Tarun Sadarla — this portfolio
- ▸Hybrid Crossover (Tier 2) merging strategy — core novel contribution. Full design, implementation, and evaluation of regression-based filter synthesis.
- ▸Merge Strategies analysis — 30-page systematic analysis of 6 alternative merging strategies evaluated against Hybrid Crossover
- ▸Threshold Design Strategies — 35-page analysis of 7 principled threshold selection methods for cosine similarity-based pruning
- ▸Shared baseline (Phase 1–2), hard floor configuration, IEEE-format final report — jointly with teammate
Sai Naga Chaithanya Aavula — teammate
- ▸Full Global scoring pipeline — ILR scoring, guard rail enforcement, benefit-aware pruning loop (8,694 lines for CelebA alone)
- ▸Full Local HC pipeline — hierarchical clustering pruner (2,966 lines)
- ▸Shared baseline, hard floor design, IEEE report — jointly with Tarun
Limitations & Future Work
What remains open
Current limitations
Middle layers (B3, B2) resist compression due to low filter redundancy — Hybrid Crossover, like Standard Drop, finds few valid merge candidates there. This limits overall compression ratios on deeper architectures.
All experiments are on binary classification tasks (CelebA gender, CIFAR-10). Multi-class extension and medical imaging domain validation (histopathology, ultrasound) remain open — filter redundancy patterns may differ substantially from binary tasks.
Next steps
Phase 4 fine-tuning — short retraining after pruning to recover accuracy in middle layers that currently resist compression.
Medical imaging domain — extend evaluation to histopathology patch classification and U-Net segmentation backbones, where the deployment motivation for this work originates.
INT8 quantisation — combine structured pruning with quantisation for embedded clinical deployment, targeting both model size and inference precision simultaneously.
What this project built that transfers to clinical AI deployment
Synthesis over deletion as a compression philosophy: Reframing structured pruning as a synthesis problem — rather than a removal problem — produced empirically better results. Any compression task where information retention matters more than maximum removal benefits from this inversion. Directly applicable to compressing clinical imaging backbones for hospital hardware.
Guard-rail engineering as responsible compression: Hard accuracy limits (≤2pp overall, ≤6pp per-class) enforced clinical-grade reliability constraints during compression — every structural change validated before committed, with rollback if violated. A compressed model that quietly loses sensitivity on a subgroup is more dangerous than a large model that runs slowly.
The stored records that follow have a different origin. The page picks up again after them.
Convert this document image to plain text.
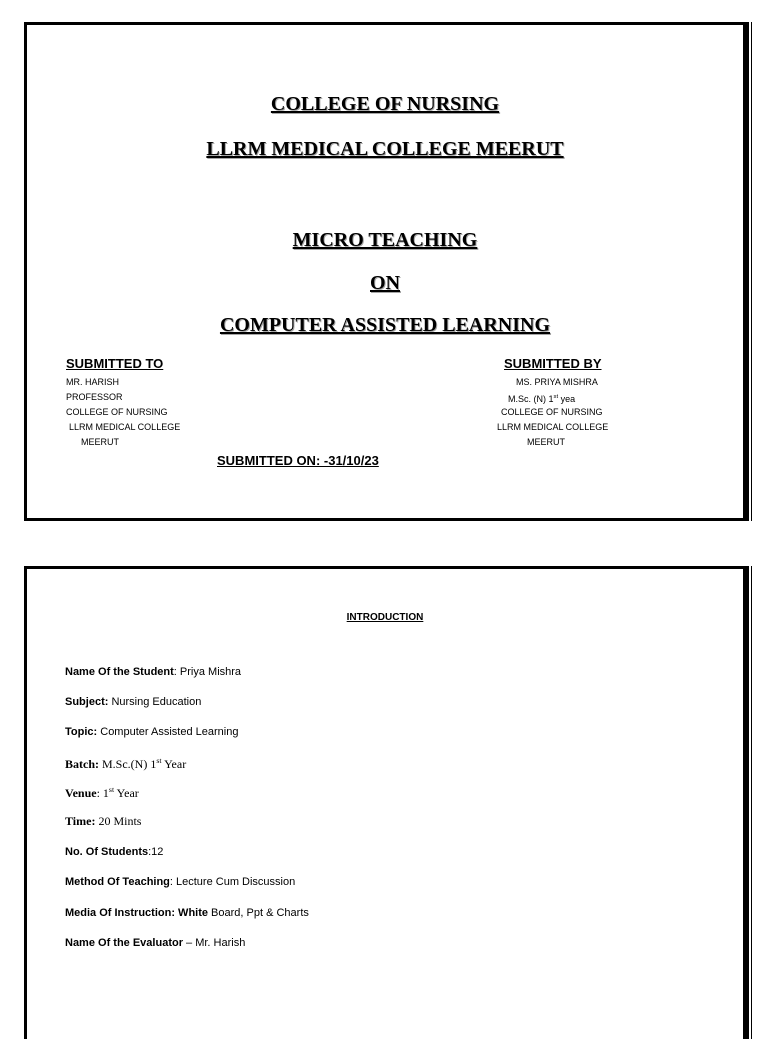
COLLEGE OF NURSING

LLRM MEDICAL COLLEGE MEERUT

MICRO TEACHING

ON

COMPUTER ASSISTED LEARNING

SUBMITTED TO

MR. HARISH

PROFESSOR

COLLEGE OF NURSING

LLRM MEDICAL COLLEGE

MEERUT

SUBMITTED BY

MS. PRIYA MISHRA

M.Sc. (N) 1st yea

COLLEGE OF NURSING

LLRM MEDICAL COLLEGE

MEERUT

SUBMITTED ON: -31/10/23

INTRODUCTION

Name Of the Student: Priya Mishra

Subject: Nursing Education

Topic: Computer Assisted Learning

Batch: M.Sc.(N) 1st Year

Venue: 1st Year

Time: 20 Mints

No. Of Students:12

Method Of Teaching: Lecture Cum Discussion

Media Of Instruction: White Board, Ppt & Charts

Name Of the Evaluator – Mr. Harish
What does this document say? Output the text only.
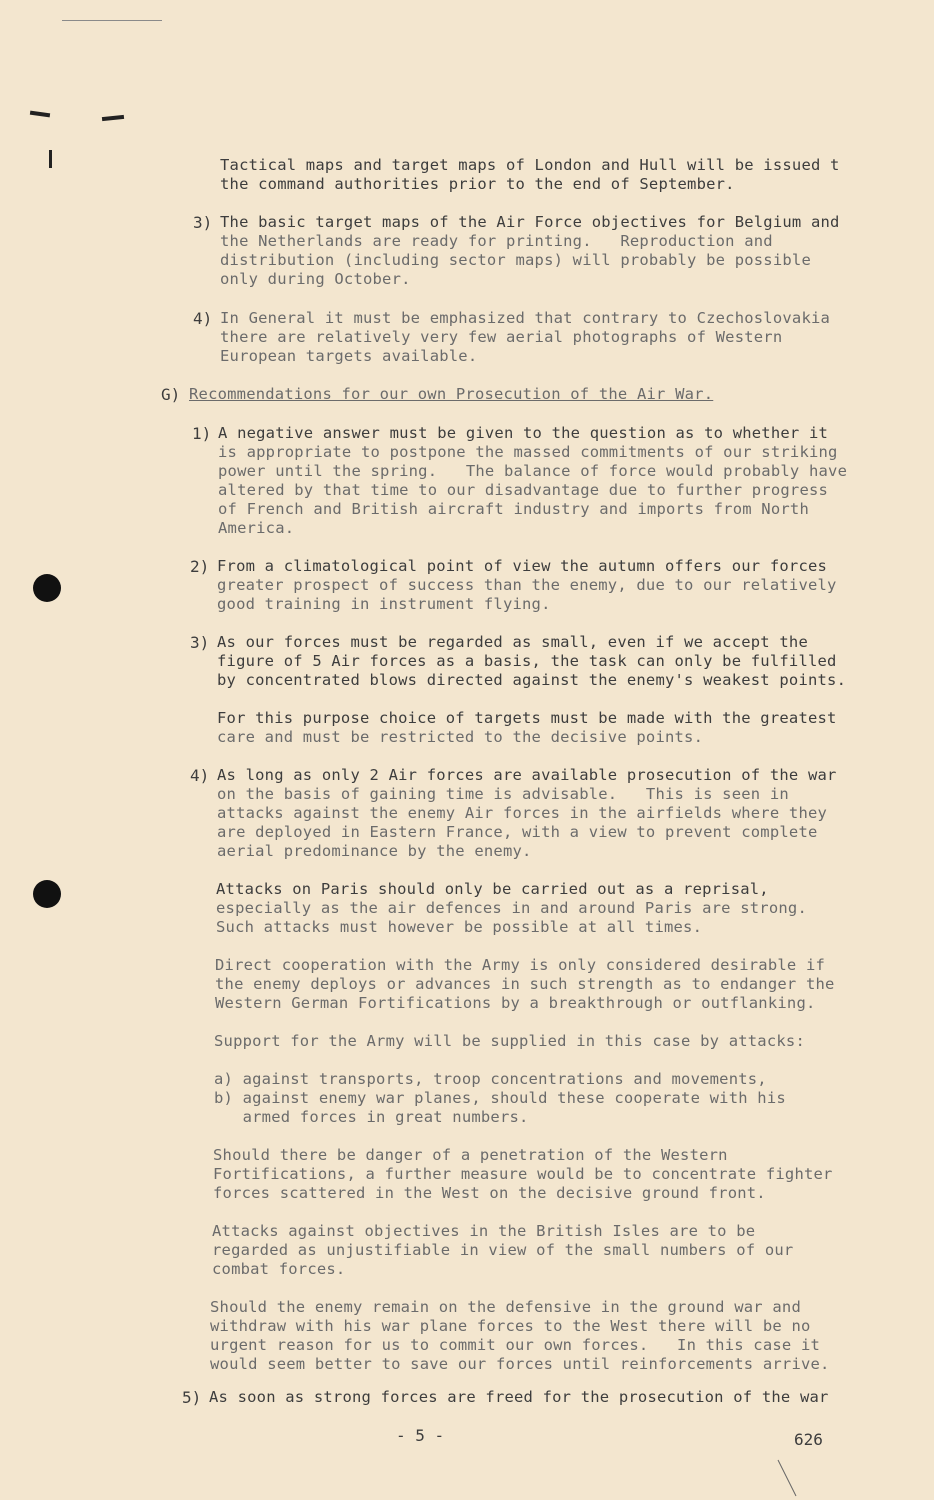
Tactical maps and target maps of London and Hull will be issued t
the command authorities prior to the end of September.
3) The basic target maps of the Air Force objectives for Belgium and
the Netherlands are ready for printing.   Reproduction and
distribution (including sector maps) will probably be possible
only during October.
4) In General it must be emphasized that contrary to Czechoslovakia
there are relatively very few aerial photographs of Western
European targets available.
G) Recommendations for our own Prosecution of the Air War.
1) A negative answer must be given to the question as to whether it
is appropriate to postpone the massed commitments of our striking
power until the spring.   The balance of force would probably have
altered by that time to our disadvantage due to further progress
of French and British aircraft industry and imports from North
America.
2) From a climatological point of view the autumn offers our forces
greater prospect of success than the enemy, due to our relatively
good training in instrument flying.
3) As our forces must be regarded as small, even if we accept the
figure of 5 Air forces as a basis, the task can only be fulfilled
by concentrated blows directed against the enemy's weakest points.
For this purpose choice of targets must be made with the greatest
care and must be restricted to the decisive points.
4) As long as only 2 Air forces are available prosecution of the war
on the basis of gaining time is advisable.   This is seen in
attacks against the enemy Air forces in the airfields where they
are deployed in Eastern France, with a view to prevent complete
aerial predominance by the enemy.
Attacks on Paris should only be carried out as a reprisal,
especially as the air defences in and around Paris are strong.
Such attacks must however be possible at all times.
Direct cooperation with the Army is only considered desirable if
the enemy deploys or advances in such strength as to endanger the
Western German Fortifications by a breakthrough or outflanking.
Support for the Army will be supplied in this case by attacks:
a) against transports, troop concentrations and movements,
b) against enemy war planes, should these cooperate with his
armed forces in great numbers.
Should there be danger of a penetration of the Western
Fortifications, a further measure would be to concentrate fighter
forces scattered in the West on the decisive ground front.
Attacks against objectives in the British Isles are to be
regarded as unjustifiable in view of the small numbers of our
combat forces.
Should the enemy remain on the defensive in the ground war and
withdraw with his war plane forces to the West there will be no
urgent reason for us to commit our own forces.   In this case it
would seem better to save our forces until reinforcements arrive.
5) As soon as strong forces are freed for the prosecution of the war
- 5 -	626
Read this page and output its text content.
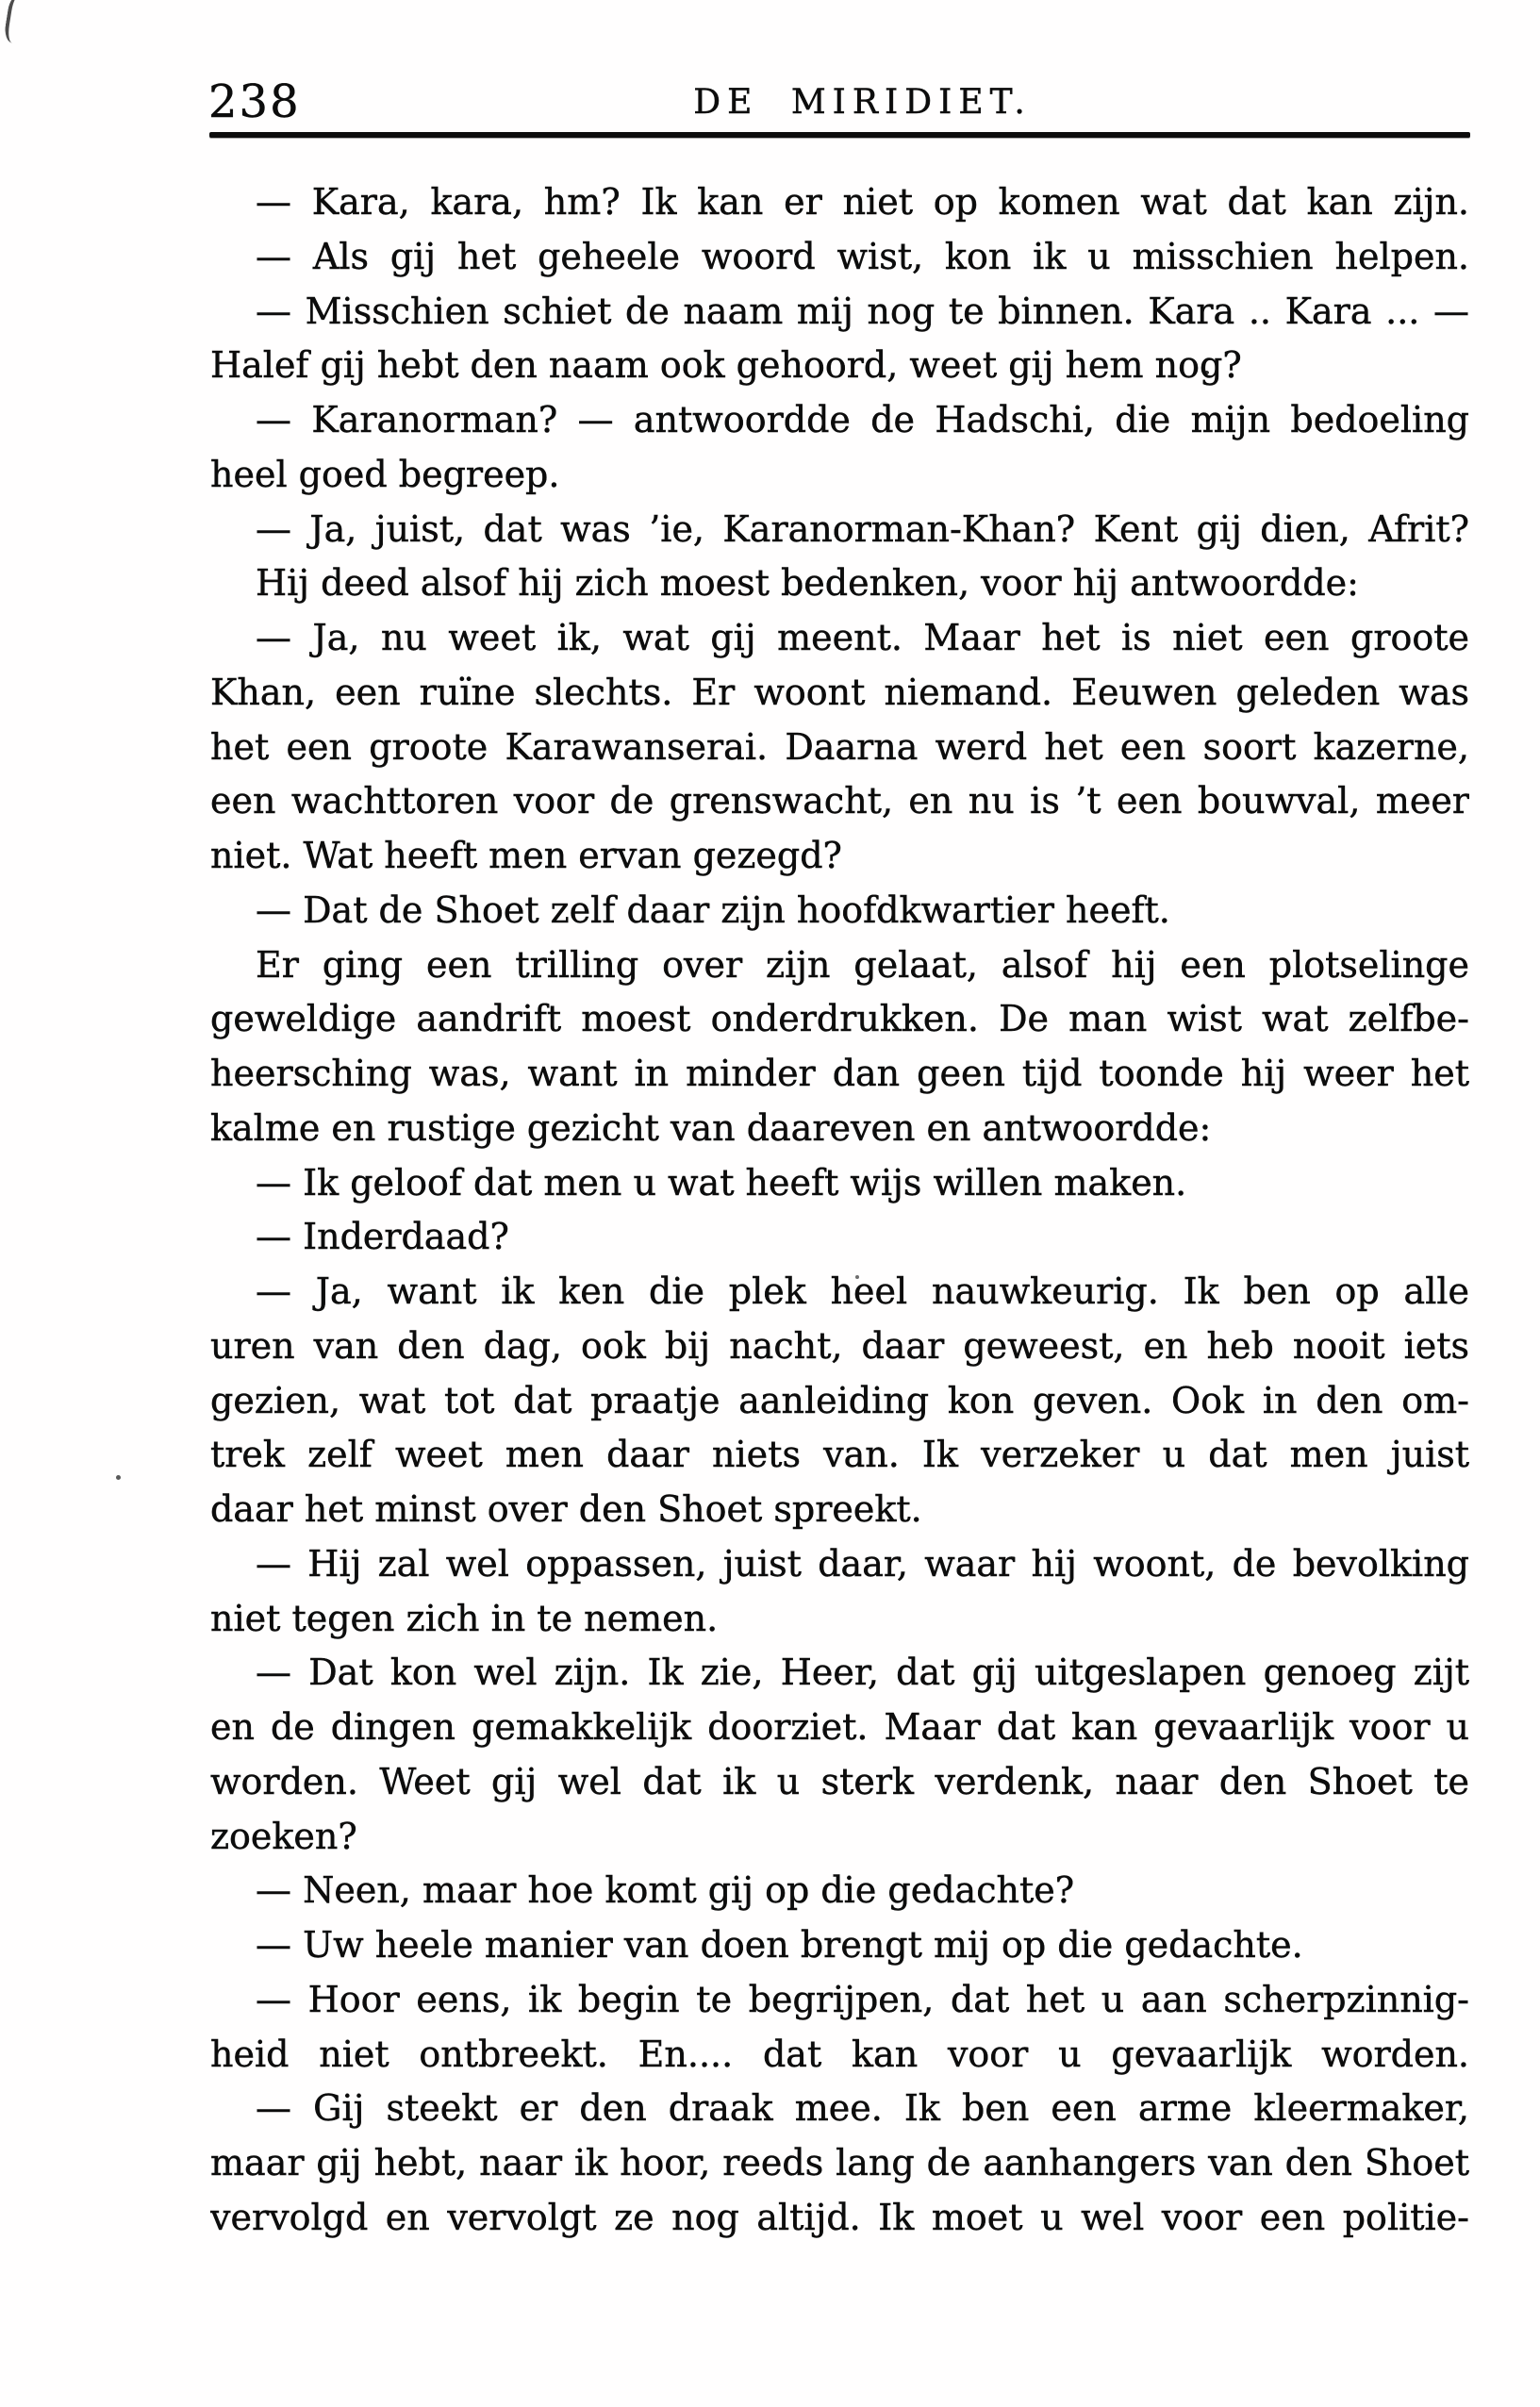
238	DE MIRIDIET.
— Kara, kara, hm? Ik kan er niet op komen wat dat kan zijn.
— Als gij het geheele woord wist, kon ik u misschien helpen.
— Misschien schiet de naam mij nog te binnen. Kara .. Kara ... —
Halef gij hebt den naam ook gehoord, weet gij hem nog?
— Karanorman? — antwoordde de Hadschi, die mijn bedoeling
heel goed begreep.
— Ja, juist, dat was ’ie, Karanorman-Khan? Kent gij dien, Afrit?
Hij deed alsof hij zich moest bedenken, voor hij antwoordde:
— Ja, nu weet ik, wat gij meent. Maar het is niet een groote
Khan, een ruïne slechts. Er woont niemand. Eeuwen geleden was
het een groote Karawanserai. Daarna werd het een soort kazerne,
een wachttoren voor de grenswacht, en nu is ’t een bouwval, meer
niet. Wat heeft men ervan gezegd?
— Dat de Shoet zelf daar zijn hoofdkwartier heeft.
Er ging een trilling over zijn gelaat, alsof hij een plotselinge
geweldige aandrift moest onderdrukken. De man wist wat zelfbe-
heersching was, want in minder dan geen tijd toonde hij weer het
kalme en rustige gezicht van daareven en antwoordde:
— Ik geloof dat men u wat heeft wijs willen maken.
— Inderdaad?
— Ja, want ik ken die plek heel nauwkeurig. Ik ben op alle
uren van den dag, ook bij nacht, daar geweest, en heb nooit iets
gezien, wat tot dat praatje aanleiding kon geven. Ook in den om-
trek zelf weet men daar niets van. Ik verzeker u dat men juist
daar het minst over den Shoet spreekt.
— Hij zal wel oppassen, juist daar, waar hij woont, de bevolking
niet tegen zich in te nemen.
— Dat kon wel zijn. Ik zie, Heer, dat gij uitgeslapen genoeg zijt
en de dingen gemakkelijk doorziet. Maar dat kan gevaarlijk voor u
worden. Weet gij wel dat ik u sterk verdenk, naar den Shoet te
zoeken?
— Neen, maar hoe komt gij op die gedachte?
— Uw heele manier van doen brengt mij op die gedachte.
— Hoor eens, ik begin te begrijpen, dat het u aan scherpzinnig-
heid niet ontbreekt. En.... dat kan voor u gevaarlijk worden.
— Gij steekt er den draak mee. Ik ben een arme kleermaker,
maar gij hebt, naar ik hoor, reeds lang de aanhangers van den Shoet
vervolgd en vervolgt ze nog altijd. Ik moet u wel voor een politie-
Why the faster method is also the better method: The Hybrid Crossover is 2× faster not despite being better, but because of it. Regression-synthesised filters satisfy accuracy constraints on the first attempt; Standard Drop triggers expensive rollback loops. Quality and efficiency are not always in tension — accuracy-preserving design choices can also reduce compute cost.
ILR over Taylor saliency for production stability: Taylor-based saliency requires gradient computation — sensitive to training mode, mixed-precision settings, and compiler behaviour. ILR uses only forward-pass statistics: cheaper, reproducible, and stable across long runs. Choosing a simpler, more stable signal over a theoretically richer but fragile one is a production engineering skill that applies directly to any clinical AI deployment pipeline.